The trouble with wanting an allotment but not having one is  that you cannot begin to plan it.  Granted we had daydream ideas of picket fences, neat and tidy rows and beds of fertile soil, a nice shed with perhaps a veranda.  Mrs Allotmenteer was musing about bunting and what would make a good pattern.  All well and good but with no plot to push forth our creative juices the utopian dream was pushed aside .

When the time arrived and we accepted the plot the need to clear, develop and plant all happened in a bit of  a hurry.  Cue the 5 sheets of graph paper cut out to scale, the coppering up of spare money to fulfil the dream.  So we had a plan but no brass to implement.  so what to do?

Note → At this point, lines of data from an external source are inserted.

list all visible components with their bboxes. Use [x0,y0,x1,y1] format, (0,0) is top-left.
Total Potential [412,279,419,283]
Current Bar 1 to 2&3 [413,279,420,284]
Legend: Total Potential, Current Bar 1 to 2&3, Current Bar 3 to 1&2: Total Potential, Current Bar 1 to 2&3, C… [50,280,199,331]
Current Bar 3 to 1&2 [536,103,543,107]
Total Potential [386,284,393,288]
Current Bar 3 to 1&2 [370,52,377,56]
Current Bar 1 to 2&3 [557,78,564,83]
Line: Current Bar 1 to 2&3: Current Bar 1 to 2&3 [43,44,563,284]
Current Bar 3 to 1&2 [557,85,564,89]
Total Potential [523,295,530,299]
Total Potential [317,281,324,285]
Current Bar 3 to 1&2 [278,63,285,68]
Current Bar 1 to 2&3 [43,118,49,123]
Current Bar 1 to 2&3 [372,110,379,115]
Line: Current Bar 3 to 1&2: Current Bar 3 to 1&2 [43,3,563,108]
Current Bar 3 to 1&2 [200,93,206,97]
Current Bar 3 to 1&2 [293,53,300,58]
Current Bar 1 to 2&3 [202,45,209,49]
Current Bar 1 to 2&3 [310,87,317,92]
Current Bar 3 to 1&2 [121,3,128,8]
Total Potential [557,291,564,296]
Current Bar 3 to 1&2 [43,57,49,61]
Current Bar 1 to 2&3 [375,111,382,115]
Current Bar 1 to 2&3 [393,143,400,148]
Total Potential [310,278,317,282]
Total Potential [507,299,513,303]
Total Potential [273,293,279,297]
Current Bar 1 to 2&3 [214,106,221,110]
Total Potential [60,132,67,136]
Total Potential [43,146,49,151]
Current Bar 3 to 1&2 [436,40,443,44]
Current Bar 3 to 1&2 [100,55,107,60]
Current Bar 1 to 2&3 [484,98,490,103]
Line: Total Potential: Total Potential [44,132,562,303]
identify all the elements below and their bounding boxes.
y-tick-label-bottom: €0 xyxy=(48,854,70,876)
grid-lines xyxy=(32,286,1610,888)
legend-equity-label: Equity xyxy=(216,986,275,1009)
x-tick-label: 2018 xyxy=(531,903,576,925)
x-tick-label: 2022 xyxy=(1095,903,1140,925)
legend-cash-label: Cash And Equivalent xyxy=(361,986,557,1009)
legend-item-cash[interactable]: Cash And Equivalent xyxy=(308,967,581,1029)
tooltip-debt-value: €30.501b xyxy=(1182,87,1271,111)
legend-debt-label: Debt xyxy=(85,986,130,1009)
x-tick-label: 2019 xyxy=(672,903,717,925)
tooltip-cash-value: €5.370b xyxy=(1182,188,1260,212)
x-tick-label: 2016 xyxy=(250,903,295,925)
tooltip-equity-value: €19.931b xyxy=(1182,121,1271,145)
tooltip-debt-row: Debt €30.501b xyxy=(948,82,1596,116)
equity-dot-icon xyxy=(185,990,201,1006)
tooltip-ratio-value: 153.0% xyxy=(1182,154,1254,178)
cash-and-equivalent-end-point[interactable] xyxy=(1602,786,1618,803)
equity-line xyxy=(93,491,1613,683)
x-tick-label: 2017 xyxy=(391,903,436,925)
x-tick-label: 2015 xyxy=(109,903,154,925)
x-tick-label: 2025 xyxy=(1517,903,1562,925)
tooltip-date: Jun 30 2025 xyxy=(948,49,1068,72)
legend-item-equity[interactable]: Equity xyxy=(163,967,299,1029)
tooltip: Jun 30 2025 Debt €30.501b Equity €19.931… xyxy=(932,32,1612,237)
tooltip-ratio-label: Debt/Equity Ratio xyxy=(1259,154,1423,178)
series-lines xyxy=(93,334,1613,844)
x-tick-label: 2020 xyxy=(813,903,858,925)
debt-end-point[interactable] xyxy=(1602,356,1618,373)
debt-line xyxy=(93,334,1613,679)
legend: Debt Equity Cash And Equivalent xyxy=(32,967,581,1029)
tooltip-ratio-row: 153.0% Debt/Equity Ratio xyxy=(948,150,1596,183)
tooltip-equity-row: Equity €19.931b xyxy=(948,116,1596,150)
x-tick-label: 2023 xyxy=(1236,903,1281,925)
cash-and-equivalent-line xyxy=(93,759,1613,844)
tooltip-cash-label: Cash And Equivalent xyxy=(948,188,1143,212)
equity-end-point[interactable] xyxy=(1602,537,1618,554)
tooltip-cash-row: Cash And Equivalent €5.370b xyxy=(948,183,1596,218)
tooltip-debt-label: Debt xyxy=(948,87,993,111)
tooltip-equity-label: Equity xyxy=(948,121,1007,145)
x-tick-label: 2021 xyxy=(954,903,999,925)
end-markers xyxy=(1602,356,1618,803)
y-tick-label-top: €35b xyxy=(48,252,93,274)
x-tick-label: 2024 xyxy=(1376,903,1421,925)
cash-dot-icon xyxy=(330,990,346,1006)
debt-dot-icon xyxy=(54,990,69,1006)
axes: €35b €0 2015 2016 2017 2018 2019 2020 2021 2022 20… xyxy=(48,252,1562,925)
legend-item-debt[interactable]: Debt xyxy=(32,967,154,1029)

The scouring of freecycle began (https://www.freecycle.org/browse/UK ).  I cannot express how important this site is.  We have helped many a person out being able to pass on old TVs, sofas, baby seats, clothes and the odd random bookcase but had never been the recipient of "goods".  So I posted  the "wanted shed for allotment" add.  There always seems to be hundreds of wants and not many available.  Alas all was lost until Andy from the next town over emailed me to say if I wanted his shed it was ours!!  With help from our friend with a big car we squeezed the shed in and also bagged some paving flags as well!  Good old Freecycle.


Add in a bit of neighbourly / fellow allotmenteer assistance (waterbutt, old industrial door panels, fencing, crop netting and industrial pallets) as well as some allotment gifts (pumpkin plants, spare wood & pallets) and we were well on the way.




A nominal spend of about £50 bought us enough wood to make multiple raised beds which form the back bone to our plot - the local timber merchant, albeit from West Yorkshire, was able to supply (http://www.wakefieldtimber.com/ )
Raised Bed Anyone?



Some old bricks and paving slabs from the in-laws (who by the way have nicknamed us "The Goods" as in the Good Life) were gratefully received.

By far my favourite freebee was the drainage  pipes up-cycled from the waste pile of a Civil Engineering Contractor working on a site nearby.  The pipe lengths cut down provide protection of new plants.  the winter winds had no effect on my Spring Hero or my Pak Choi!!